AI-generated illustration
AI-generated illustration

The fund is designed to cover a broad list of uses: open space, parklands, farmlands, trail rights-of-way, agricultural and conservation easements, stewardship planning, recreational development and historic sites. That gives Chester a tool for protecting not just scenic acreage, but working land and parcels that can shape where roads, subdivisions and other projects go next.

The advisory board was built to reflect that mix. Town materials said applicants with conservation or land-preservation experience and active farmers would receive special consideration, and members will serve without compensation. The appointed group includes a longtime preservation advocate, a former comprehensive-plan and zoning-board member, a Black Dirt farmer, a land-use attorney and another farmer, a lineup meant to bring practical, legal and agricultural experience to the table.

Not everyone on the Town Board embraced the pace or the cost. One councilman abstained because he had not had enough time to speak with the candidates, while another abstained over concerns about new costs for homeowners and buyers. That split captures the central tension in Chester’s debate: supporters see the fund as a way to preserve the town’s rural character, while critics are watching for another transaction tax that would fall on people buying and selling property.

The effort has been years in the making. Town officials said Chester waited about six years for state approval, which came in 2025. The town has already shown how preservation can work without spending local money, accepting about 13 acres tied to the Oak Woods subdivision near Camp Monroe Road, Lakes Road and Lake Hill Farms. Four homes will go on the front part of that property, while Chester kept the back portion as open space.
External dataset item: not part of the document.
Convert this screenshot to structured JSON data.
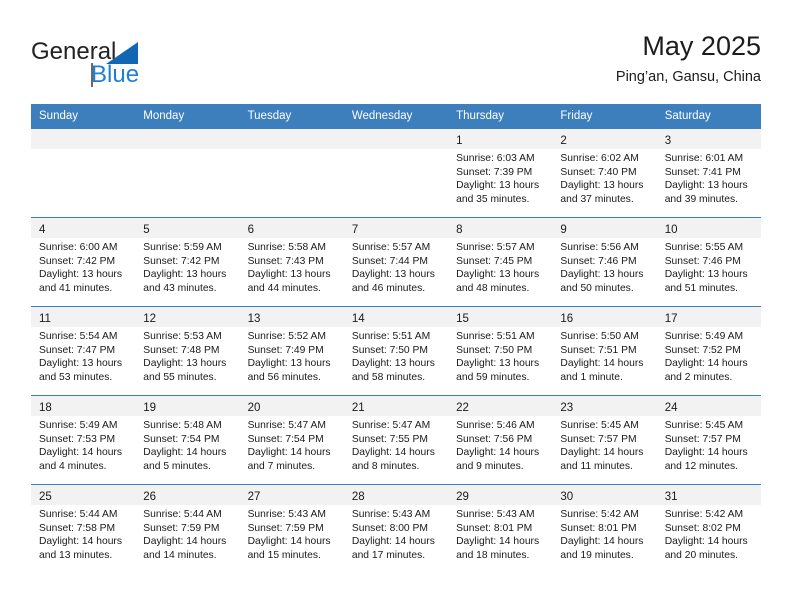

The preservation push is unfolding alongside other land-use fights, including Chester’s separate moratorium and proposed permanent restrictions on large-scale battery energy storage systems. At the same time, the board approved a separate local law spelling out how more than $1.3 million in highway paving money will be spent, a reminder that Chester is trying to balance ordinary municipal needs with long-term decisions about growth, taxes and property rights.